Turns out there are three basic zones or areas to a data lake. Raw, Managed, and Presentation.
The raw zone should be optimized for fast storage. The goal is to get the data in as quickly as possible. Don’t make any changes to this data. You want it stored as close to the original format as possible. It sounds just like staged data to me. Data you’d build an extract package to get from source to your staging environment, right?
Maybe you’re thinking this is just a coincidence…let’s move on.
The next zone is often called the standardized, or managed zone. This zone holds data that has been cleaned up. It could be that data has been standardized into a common format. If you have sources with multiple layouts, you pull out the shared or standardized data and store that here. You may even convert some data types, or perform some lookups to get the data ready for further analysis later. Sounds awfully similar to your transform schema between your stage and Operational Data Store (ODS) or Data Warehouse(DW), doesn’t it?

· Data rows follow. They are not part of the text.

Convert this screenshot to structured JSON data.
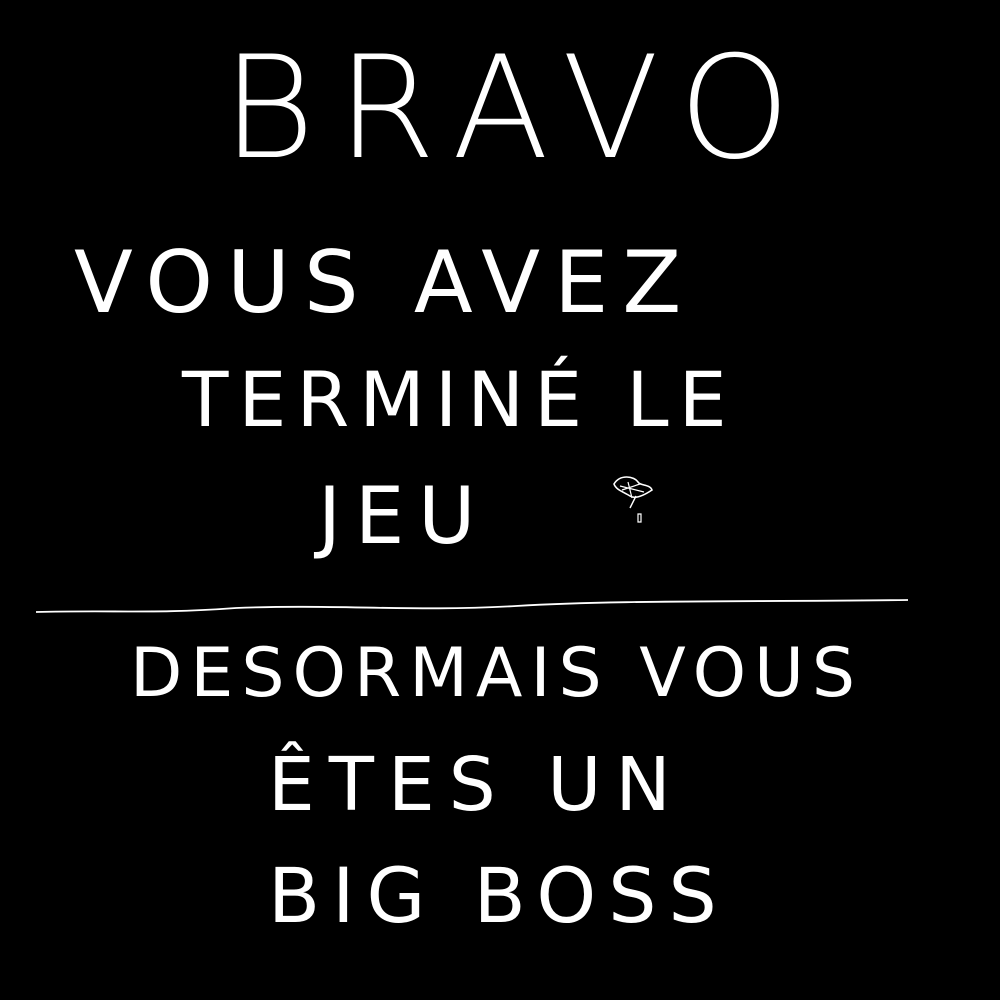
{
  "message": {
    "title": "BRAVO",
    "line_1": "VOUS AVEZ",
    "line_2": "TERMINÉ LE",
    "line_3": "JEU",
    "line_4": "DESORMAIS VOUS",
    "line_5": "ÊTES UN",
    "line_6": "BIG BOSS"
  },
  "colors": {
    "background": "#000000",
    "ink": "#ffffff"
  },
  "icons": {
    "scribble": "heart-scribble-icon"
  }
}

A little less coincidental, eh?
The final zone is your presentation zone. Here you want to store data ready for consumption by your users’ applications, like PowerBI or Excel. You want data in this zone to be as optimized as you can for specific needs your users have. Sounds like my Data Warehouse schema, or my tabular model in SSAS.
One final piece of the puzzle fell into place Friday when I was in Melissa Coates Data Lake session. When going through U-SQL Polybase and moving data from point A to point B Melissa shared the missing piece. U-SQL statements compile down to C# behind the scenes.
C# is what I use to enhance my Bimlscripts. C# is a language that uses Net libraries like Microsoft.SqlServer.Dts.Runtime one of the libraries in SSIS.
So that means the frameworks we’ve been using forever to move data from point A to point B aren’t different in Data Lake. We’re just changing the engine under the hood. We get some new features, some that will make things faster, some will make it more scalable, but still, the same frameworks hold true.
You don’t have to believe me just yet. I’m going to share notes I’ve been keeping on a current project. I’m going to prove it’s the same as before. And I”m even going to show how it’s possible to automate this development. Get ready for your Keanu moment.